If Williams is right that only 15 percent of the grass-fed beef is raised domestically, you wouldn’t necessarily know it just by strolling through the grocery store. On a recent trip to Trader Joe’s, I inspected a package of “100 percent grass-fed organic ground beef,” looking for clues about its origins. The casual observer could be forgiven for mistaking that product for American meat. The splashy consumer-facing label features a USDA organic seal, a USDA inspection sticker, and, in smaller print, the phrase “processed in USA” alongside Trader Joe’s corporate address in Monrovia, California. Of course, foreign beef can still be certified USDA organic and all imported meat goes through USDA inspection. But this product features not one but four allusions to the U.S. on its label. The average shopper wouldn’t be crazy to assume it’s coming from here.

Flip the package over, though—to the side few people read up close—and the label tells a different story. In small, no-frills font, below the freeze-by date and above the safe handling instructions, are the words “Product of USA, Australia, and Uruguay.” That phrasing would seem to suggest that Trader Joe’s ground beef is a blend of beef from American, Australian, and Uruguayan cows—an arrangement that might surprise some customers, given what the front of the package says. But even thatreasonable assumption may not be accurate. Trader Joe’s may only be buying Australian and Uruguayan meat that’s then ground at a facility in the U.S.—enough to qualify as American in the eyes of regulators. It isn’t really possible to tell.

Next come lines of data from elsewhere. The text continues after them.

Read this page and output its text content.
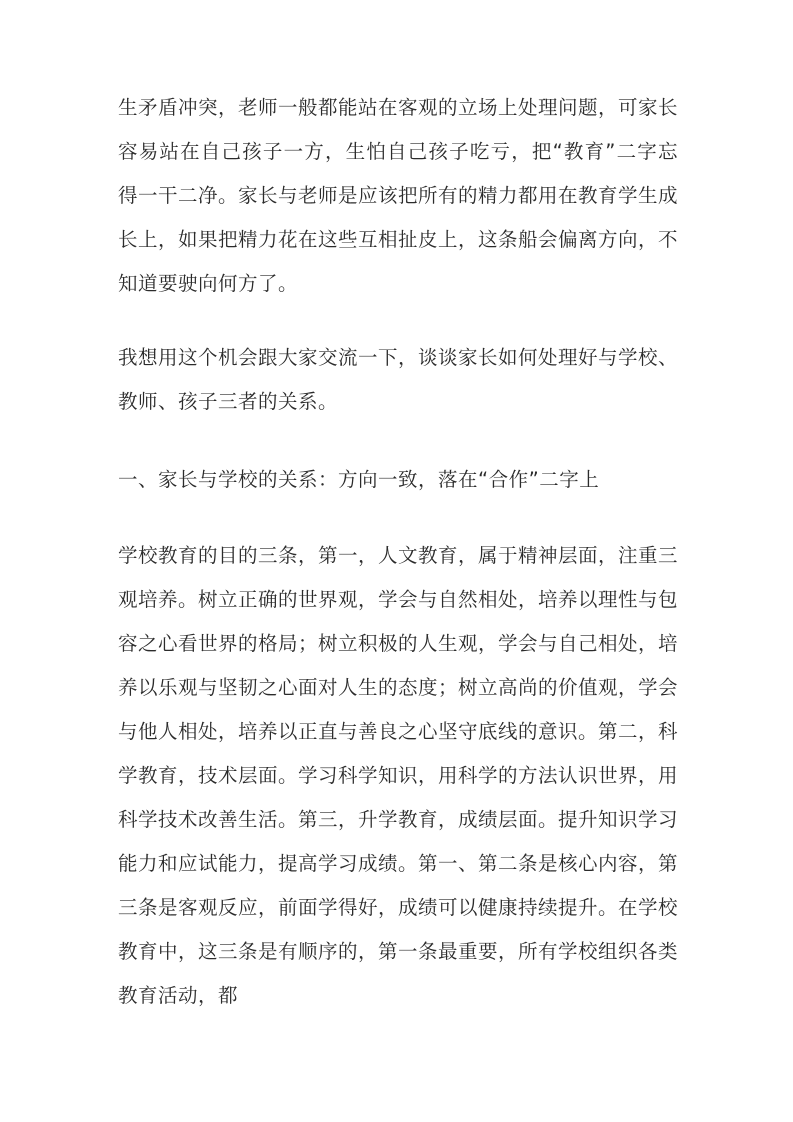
生矛盾冲突，老师一般都能站在客观的立场上处理问题，可家长容易站在自己孩子一方，生怕自己孩子吃亏，把“教育”二字忘得一干二净。家长与老师是应该把所有的精力都用在教育学生成长上，如果把精力花在这些互相扯皮上，这条船会偏离方向，不知道要驶向何方了。

我想用这个机会跟大家交流一下，谈谈家长如何处理好与学校、教师、孩子三者的关系。

一、家长与学校的关系：方向一致，落在“合作”二字上

学校教育的目的三条，第一，人文教育，属于精神层面，注重三观培养。树立正确的世界观，学会与自然相处，培养以理性与包容之心看世界的格局；树立积极的人生观，学会与自己相处，培养以乐观与坚韧之心面对人生的态度；树立高尚的价值观，学会与他人相处，培养以正直与善良之心坚守底线的意识。第二，科学教育，技术层面。学习科学知识，用科学的方法认识世界，用科学技术改善生活。第三，升学教育，成绩层面。提升知识学习能力和应试能力，提高学习成绩。第一、第二条是核心内容，第三条是客观反应，前面学得好，成绩可以健康持续提升。在学校教育中，这三条是有顺序的，第一条最重要，所有学校组织各类教育活动，都
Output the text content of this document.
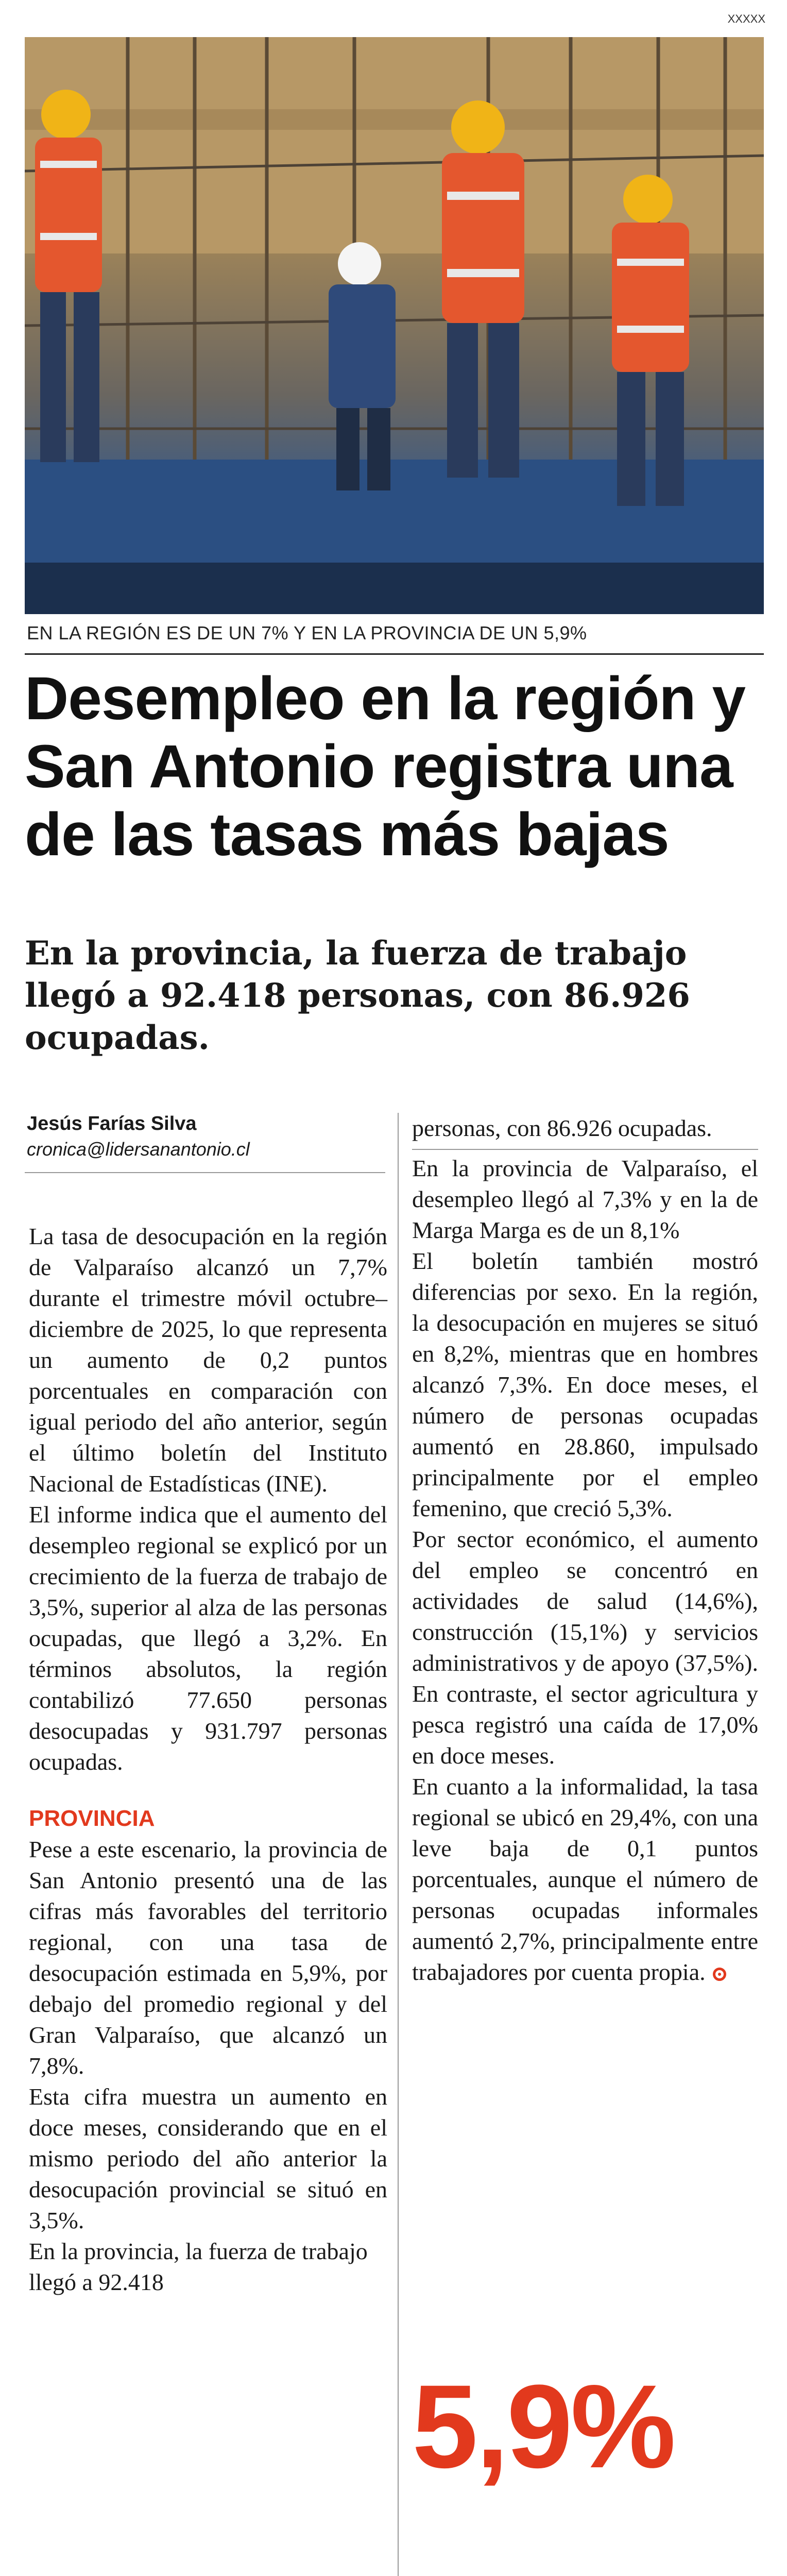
XXXXX
EN LA REGIÓN ES DE UN 7% Y EN LA PROVINCIA DE UN 5,9%
Desempleo en la región y San Antonio registra una de las tasas más bajas
En la provincia, la fuerza de trabajo llegó a 92.418 personas, con 86.926 ocupadas.
Jesús Farías Silva
cronica@lidersanantonio.cl

La tasa de desocupación en la región de Valparaíso alcanzó un 7,7% durante el trimestre móvil octubre–diciembre de 2025, lo que representa un aumento de 0,2 puntos porcentuales en comparación con igual periodo del año anterior, según el último boletín del Instituto Nacional de Estadísticas (INE).

El informe indica que el aumento del desempleo regional se explicó por un crecimiento de la fuerza de trabajo de 3,5%, superior al alza de las personas ocupadas, que llegó a 3,2%. En términos absolutos, la región contabilizó 77.650 personas desocupadas y 931.797 personas ocupadas.

PROVINCIA

Pese a este escenario, la provincia de San Antonio presentó una de las cifras más favorables del territorio regional, con una tasa de desocupación estimada en 5,9%, por debajo del promedio regional y del Gran Valparaíso, que alcanzó un 7,8%.

Esta cifra muestra un aumento en doce meses, considerando que en el mismo periodo del año anterior la desocupación provincial se situó en 3,5%.

En la provincia, la fuerza de trabajo llegó a 92.418

personas, con 86.926 ocupadas.

En la provincia de Valparaíso, el desempleo llegó al 7,3% y en la de Marga Marga es de un 8,1%

El boletín también mostró diferencias por sexo. En la región, la desocupación en mujeres se situó en 8,2%, mientras que en hombres alcanzó 7,3%. En doce meses, el número de personas ocupadas aumentó en 28.860, impulsado principalmente por el empleo femenino, que creció 5,3%.

Por sector económico, el aumento del empleo se concentró en actividades de salud (14,6%), construcción (15,1%) y servicios administrativos y de apoyo (37,5%). En contraste, el sector agricultura y pesca registró una caída de 17,0% en doce meses.

En cuanto a la informalidad, la tasa regional se ubicó en 29,4%, con una leve baja de 0,1 puntos porcentuales, aunque el número de personas ocupadas informales aumentó 2,7%, principalmente entre trabajadores por cuenta propia.

5,9%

If Trader Joe’s and other grocery brands were really selling meat from cows raised in this country, you’d think they’d make a bigger deal of it.

Trader Joe’s organic grass-fed ribeye steak also prominently features USDA’s organic and inspection seals on the front—as well as the phrase “Product of USA” in small font on the back, by the nutrition facts. But are the company’s grass-fed ribeyes really produced here? Or are they just processed here? It’s impossible to tell from the label alone, and Trader Joe’s had not responded to my requests for clarification by press time.

The Trader Joe’s scenario is a good example of how products can follow the letter of the labeling law and still be misleading. But other brands have done more to take advantage of this legal ambiguity—and some are downright deceptive.

Bubba Foods, a Jacksonville, Florida-based company whose products are sold by major retailers like Walmart, Kroger, and Wegman’s, puts its American-made claims front and center. The label on the company’s grass-fed ground beef displays a prominent “Product of USA” banner, complete with an American flag—and, if that wasn’t enough, the proud phrase “Born & Raised in the USA.” But paperwork filed with USDA, obtained by the American Grassfed Association and shared with me, suggests the product may not be American at all—at least, not in the conventional sense most shoppers would understand.

Bubba Foods’ marketing would suggest that its beef is born and raised in the U.S. A look at its affidavit to the USDA suggest otherwise

Any producer who wants to sell a commercial grass-fed beef product has to file an affidavit with USDA’s Food Standards Inspection Service (FSIS), laying out the agricultural practices it will use and submitting an example of their product label. Bubba’s affidavit includes several details that caught my attention, considering the aggressive nationalism of its label. A nutritional analysis describes the product as “import grass-fed” beef. It also includes an import record from Australia, noting that an “Australian National Vendor Declaration” will certify the product’s grass-feeding regime. The final 20 pages of the document lay out the specifics of Australia’s Pasture-Fed Cattle Assurance Standard, a program that isn’t available in other countries.